Following a public appeal hearing the Government’s Planning Inspector Philip Lewis supported the view of planning chiefs at Ribble Valley Borough Council and rejected an appeal against its refusal of an application to build 50 houses on Hammond Ground, Read.

According to stories of the village, Hammond Ground contains the remains of soldiers who fought in the civil war.

It is also said the field contains some mine shafts along with the remains of soldiers who fought in the Battle of Read Old Bridge in 1643. This was fought between the Royalist and the Parliamentarian forces. The Royalist force of 4,000 men, commanded by the Earl of Derby, had previously taken Whalley and the opposing army, which only had 400 men, was positioned near Read Old Bridge. As the Royalist forces approached the bridge they faced musket forces, causing them to retreat.

The controversial application had been strenuously opposed by borough councillors and the Hammond Ground Residents Group.

Coun. Richard Bennett, who represents Read and Simonstone on RVBC, said: “The views and voices of the people have prevailed and this shows that developers, no matter how deep their resources, cannot ride rough shod over the wishes of the local community.

“I told the applicant at the last planning committee hearing to fold up their tent and walk away, as we as a community do not want this development. They didn’t but now have been ordered to do so by the Planning Inspector.”

The leader of RVBC, Coun. Ken Hind added: “The council’s main objection was the effect on the countryside, on the parkland the setting of the village of Read and the Forest of Bowland Area of Outstanding Natural Beauty.

“We were all deeply concerned that this important landscape was going to be lost forever to inappropriate development.

“The inspector reflected our views recognising it was a valued landscape with good scenic quality and that the setting of Read Hall and St John the Evangelist Church both listed buildings was affected.”

Coun.
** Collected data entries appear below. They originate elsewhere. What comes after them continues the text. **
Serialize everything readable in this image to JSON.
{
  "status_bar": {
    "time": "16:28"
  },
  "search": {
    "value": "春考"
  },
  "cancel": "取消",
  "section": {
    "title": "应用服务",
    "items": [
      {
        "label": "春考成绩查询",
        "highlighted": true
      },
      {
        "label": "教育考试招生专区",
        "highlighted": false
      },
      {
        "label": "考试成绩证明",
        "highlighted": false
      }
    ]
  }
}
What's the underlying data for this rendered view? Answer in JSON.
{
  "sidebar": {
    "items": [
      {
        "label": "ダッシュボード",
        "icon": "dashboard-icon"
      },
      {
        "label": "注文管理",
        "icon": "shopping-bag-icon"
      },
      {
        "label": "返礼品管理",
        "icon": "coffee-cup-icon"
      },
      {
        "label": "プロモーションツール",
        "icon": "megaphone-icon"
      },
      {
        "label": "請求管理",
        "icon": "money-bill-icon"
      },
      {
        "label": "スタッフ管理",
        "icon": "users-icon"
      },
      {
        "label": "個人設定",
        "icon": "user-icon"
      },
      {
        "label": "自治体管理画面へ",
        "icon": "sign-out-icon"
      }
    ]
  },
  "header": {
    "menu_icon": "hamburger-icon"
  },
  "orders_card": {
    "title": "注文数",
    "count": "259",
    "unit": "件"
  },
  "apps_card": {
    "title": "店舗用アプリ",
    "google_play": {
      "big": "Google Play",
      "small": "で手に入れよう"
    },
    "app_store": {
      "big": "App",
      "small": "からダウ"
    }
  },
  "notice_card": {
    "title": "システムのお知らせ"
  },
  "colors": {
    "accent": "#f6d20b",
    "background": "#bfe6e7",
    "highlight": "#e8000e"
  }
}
Hind continued: “We are delighted about this result. The Government have to realise that pressurising local authorities to build homes has to be tempered by the need for such homes in the location preferred by landowners and developers. Other local authorities in Lancashire are crying out for homes to be built in their towns where the infrastructure exists, but developers prefer to build on the green meadows of the Ribble Valley rather than the brown field sites of older industrial towns.

“As far as building homes is concerned, one size does not fit all, and governments of all persuasions must realise this fact. In the post Brexit era devolution of planning powers to local authorities should be a priority so local councillors can make strategic planning decisions and the agenda is not driven by house builders and land owners.

“We look to our MP Nigel Evans to bring these matters to the attention of ministers to consider the problems faced by local authorities like Ribble Valley Borough Council.”